My mother keeps asking me what she did wrong in raising him. I tell her nothing, but it doesn't make her stop questioning that. I'm so pissed at him. He makes her and my dad upset. My mom's been crying. He talks to them like their garbage. He leaves the house randomly without telling them where he's going, and now they know why. I just can't believe he'd do this to them. He really has them upset. I can't even say that enough because it's an understatement.

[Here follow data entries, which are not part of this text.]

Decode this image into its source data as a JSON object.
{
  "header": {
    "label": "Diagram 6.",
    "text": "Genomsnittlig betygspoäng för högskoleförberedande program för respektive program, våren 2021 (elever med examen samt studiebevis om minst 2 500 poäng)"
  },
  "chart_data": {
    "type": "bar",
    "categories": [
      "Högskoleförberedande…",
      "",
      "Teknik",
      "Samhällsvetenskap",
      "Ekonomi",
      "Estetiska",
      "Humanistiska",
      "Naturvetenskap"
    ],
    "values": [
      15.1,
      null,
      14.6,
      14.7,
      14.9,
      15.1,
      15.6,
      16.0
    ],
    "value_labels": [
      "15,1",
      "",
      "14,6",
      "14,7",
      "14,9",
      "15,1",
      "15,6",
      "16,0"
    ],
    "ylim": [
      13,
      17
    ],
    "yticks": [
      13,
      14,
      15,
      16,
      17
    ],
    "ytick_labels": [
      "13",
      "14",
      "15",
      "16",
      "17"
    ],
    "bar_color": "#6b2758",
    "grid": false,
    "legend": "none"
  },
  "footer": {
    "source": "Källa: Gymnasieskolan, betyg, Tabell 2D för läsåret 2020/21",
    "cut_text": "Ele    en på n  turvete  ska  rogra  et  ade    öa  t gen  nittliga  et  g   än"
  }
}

There's a thought in the back of my mind that won't go away though. My mom keeps saying "What could possibly be so bad that he'd feel he needed to do that?" and my mind goes to me. The one thing he's been complaining about and making little subtle comments about has been me being gay. So even though i know I shouldn't, I can't help but think that maybe that's why. Mels already told me not to think that way, and not to blame myself. Yet, I can't help that thought from forming. I can try and tell myself it's not true, but it doesn't make it go away. I thought I was a good role model. I thought he knew better and that I had set a better example for him. I'm his big sister, and I always tried to leave the line of communication open. Yet, apparently I was not a good enough role model or example as he did all the things I never did and never wanted him to do.

I'm just really upset, hurt, angry and disappointed with my brother. Like I don't even want to talk to him. Especially because he's lied to me. He trusted me at one point! He used to tell me the stupid stuff he'd do. He told me the first time he ever drank. I didn't tell him a disapproved. I did tell my parents, just to make them aware. He never knew I told them. So I don't know what I did for him to stop confiding in me! He lied to me, and continues to. Like today he came in reeking of smoke and told me it's because he was with our neighbor who smokes and that all the kids were smoking coming out of the high school. Apparently, he has no clue I know. I just...I don't even want to talk to him because all it's doing is pissing me off more and more. I think I'm more mad at him than anything else. I'm mad that he had to pull this shit. He should know better.

Thursday, September 4, 2008

Too Close For Comfort

So today I had my first day of classes. It started off horrible and it only got worse. I don't know why because usually even with something like what happened I try to be an optimist. I think it really hit me for some reason and with all the stress i'm feeling my emotions only intensified. I feel the need to blog is at A. Blogs always help and B. none of my friends are home yet so i'm kind of stuck.

So the first thing that happened almost as soon as I got on campus was I saw Ariel. I was walking up to the instructional building for my psychology class and there she was. I don't know why it bothered me, maybe because the next thought to cross my mind was that tomorrow is her birthday. But I got a bit upset. Not as bad as I have been previously at the thought of her, but still it hurt. She was smiling and seemed to belong there and it just made me feel like i didn't. Like the school I had been in for a year, my college was now her college too and like she belonged and suddenly I didn't.

So I went to pyschology class feeling like crap. I listened tot he prof. talk about expectations and THEN she started lecturing right away and I already have reading and such to do for that class. Looking at the syllabus stresses me out b/c it looks like it will so much work, plus i have 4 other classes.

Then, I got to my health class. Who sits next to me but this stalker kid I hate! He's like "Your tegan&sara girl right?" b/c he randomly came and sat next to me in the cafeteria last semester and looked at my itunes and asked who tegan and sara were. Then he preceded to ask me questions. Thne he asked me out. Of course i turned him down and told him i only dated girls. Well, then the idiot preceded to tell me he could change that. THIS is the kid who is now sitting next to me in health class! I freaked out. To top that off my health professor already gave us 5 assignments and he didn't even get to finish the lecture he started today. It's fucking HEALTH CLASS and the syllabus looks even worse than my Psychology class. So that stresses me out too.

So that has been my day so far. Now i'm trying to stop spazzing because I need to go to work in an hour and 15 minutes. So yeah.....that's been my day so far.